The Classify feature has been around since the introduction of image processing in the Wolfram Language, but its capabilities have been significantly expanded upon since then. So, might as well take advantage of it!

Analysis B

Using the same data set with the same dimensions, we write the code to be input into Classify:

Screen Shot 2017-04-02 at 8.22.30 PM

Then, we build the ClassifierFunction

Screen Shot 2017-04-02 at 8.24.07 PM

As you can tell in comparison to the analysis using NetTrain, this output has a lot less going on than what before. Because there is more automation here, there is more going on underneath the hood than we can see.

We can’t really hypothesize how the results will turn out based on this analysis like we could sort of before, so we will absolutely need to check the results to confirm a accurate model has been successfully built:

Screen Shot 2017-04-02 at 8.28.36 PM

This model has categorized four of the sampled images correctly. This is better than the previous analysis using neural nets which only got two right.

While the results are not stellar here either, we can still make some important observations wrt the differences between each analysis: This model did a much better job at categorizing images with their associated moods, but why? Or rather, how?

There must be more going on with the low-level interfaces than we can make sense of. Perhaps it has to do with the way each function understands & quantifies images? I am really not sure. I might come back to this post at a later date & work to fill in some of my knowledge gaps as I learn more about machine learning & image processing.

Machine Failure: Why Can’t Machines #Realize Things in 2017?

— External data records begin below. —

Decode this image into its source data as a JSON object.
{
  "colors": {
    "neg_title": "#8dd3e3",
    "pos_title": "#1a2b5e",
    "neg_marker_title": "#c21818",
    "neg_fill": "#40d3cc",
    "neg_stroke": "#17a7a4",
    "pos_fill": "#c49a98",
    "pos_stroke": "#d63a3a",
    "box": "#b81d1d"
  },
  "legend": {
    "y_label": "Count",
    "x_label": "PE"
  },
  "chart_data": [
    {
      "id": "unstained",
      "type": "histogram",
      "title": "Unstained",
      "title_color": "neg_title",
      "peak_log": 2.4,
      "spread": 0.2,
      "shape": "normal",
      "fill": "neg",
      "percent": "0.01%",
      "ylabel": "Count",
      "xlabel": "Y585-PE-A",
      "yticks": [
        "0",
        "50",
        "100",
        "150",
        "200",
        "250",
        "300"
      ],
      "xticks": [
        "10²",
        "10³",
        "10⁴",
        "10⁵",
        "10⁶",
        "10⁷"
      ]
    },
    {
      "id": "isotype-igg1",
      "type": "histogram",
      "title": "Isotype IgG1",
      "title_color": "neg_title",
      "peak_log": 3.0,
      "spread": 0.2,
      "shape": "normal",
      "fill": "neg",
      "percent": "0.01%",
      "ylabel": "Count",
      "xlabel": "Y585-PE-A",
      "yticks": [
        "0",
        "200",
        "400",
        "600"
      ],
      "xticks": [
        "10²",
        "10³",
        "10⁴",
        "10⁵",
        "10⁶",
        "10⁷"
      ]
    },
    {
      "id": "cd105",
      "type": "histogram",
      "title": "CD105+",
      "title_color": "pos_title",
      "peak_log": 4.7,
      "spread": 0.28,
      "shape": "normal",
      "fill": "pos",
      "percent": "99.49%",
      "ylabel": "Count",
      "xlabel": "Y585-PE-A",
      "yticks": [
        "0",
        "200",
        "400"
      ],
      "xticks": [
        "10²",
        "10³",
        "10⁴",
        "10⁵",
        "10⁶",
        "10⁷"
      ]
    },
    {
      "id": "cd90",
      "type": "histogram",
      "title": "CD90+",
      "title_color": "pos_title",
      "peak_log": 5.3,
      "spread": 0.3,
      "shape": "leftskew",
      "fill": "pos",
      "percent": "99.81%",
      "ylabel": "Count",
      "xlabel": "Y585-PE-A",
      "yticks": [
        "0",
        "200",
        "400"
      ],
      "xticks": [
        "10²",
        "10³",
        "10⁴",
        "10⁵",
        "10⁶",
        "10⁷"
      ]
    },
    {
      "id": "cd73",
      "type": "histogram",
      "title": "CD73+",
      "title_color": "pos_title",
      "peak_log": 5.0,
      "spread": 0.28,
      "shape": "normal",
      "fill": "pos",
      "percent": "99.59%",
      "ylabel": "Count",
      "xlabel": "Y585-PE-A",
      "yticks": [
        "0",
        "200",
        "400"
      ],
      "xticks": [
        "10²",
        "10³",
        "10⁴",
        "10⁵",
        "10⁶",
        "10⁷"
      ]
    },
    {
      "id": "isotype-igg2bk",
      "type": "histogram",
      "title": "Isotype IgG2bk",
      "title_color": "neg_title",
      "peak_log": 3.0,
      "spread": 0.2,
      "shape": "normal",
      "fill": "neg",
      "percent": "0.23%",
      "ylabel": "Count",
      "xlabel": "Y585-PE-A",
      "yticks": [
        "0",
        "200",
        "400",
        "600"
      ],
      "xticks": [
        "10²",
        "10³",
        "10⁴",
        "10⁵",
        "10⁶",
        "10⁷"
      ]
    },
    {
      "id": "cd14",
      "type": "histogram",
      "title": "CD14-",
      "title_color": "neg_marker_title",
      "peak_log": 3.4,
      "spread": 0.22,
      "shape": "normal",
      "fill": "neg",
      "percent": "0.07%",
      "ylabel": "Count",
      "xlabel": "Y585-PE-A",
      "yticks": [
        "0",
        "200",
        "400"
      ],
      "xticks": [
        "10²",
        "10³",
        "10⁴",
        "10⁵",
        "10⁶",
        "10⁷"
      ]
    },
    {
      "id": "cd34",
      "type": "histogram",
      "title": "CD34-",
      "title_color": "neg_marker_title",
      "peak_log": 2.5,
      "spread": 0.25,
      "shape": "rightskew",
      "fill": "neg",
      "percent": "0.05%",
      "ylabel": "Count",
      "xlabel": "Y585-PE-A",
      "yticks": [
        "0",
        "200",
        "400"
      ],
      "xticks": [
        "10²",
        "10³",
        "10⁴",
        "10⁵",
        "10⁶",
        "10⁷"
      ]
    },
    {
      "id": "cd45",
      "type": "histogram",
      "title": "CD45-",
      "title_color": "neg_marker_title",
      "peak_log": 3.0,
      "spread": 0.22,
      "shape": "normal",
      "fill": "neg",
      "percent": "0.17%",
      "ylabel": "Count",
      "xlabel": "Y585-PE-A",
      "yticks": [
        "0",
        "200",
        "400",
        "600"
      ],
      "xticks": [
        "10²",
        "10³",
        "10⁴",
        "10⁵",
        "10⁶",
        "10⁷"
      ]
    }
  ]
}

Ultimately, the failure of machines to fully grasp the idea of moods is not something that really needed to be demonstrated in this way: moods are highly variable, volatile, contextual, ambiguous, & in some cases incomprehensible — even for humans.

But what allows us to connect feelings to images — what allows us to relate thoughts, concerns, & people together — comes down to social cues. It isn’t just a learned pattern of behavior that lets us absorb the value of moods, but rather it is the combination of these patterns together with the added information we inherently consume while being steeped in the environment we live in; humans do not exist in a vacuum — we are affected by the unconscious messages we receive starting from childhood. This isn’t anything new, but for some reason we ostensibly have trouble balancing these ideas when it comes to artificial intelligence.

I don’t think we can reasonably expect to understand moods on the analytical level alone, & because of that I find it hard to believe we will also develop any useful machine learning methods to extract the full breadth of value that moods contain.

But perhaps this is the biggest mood of all.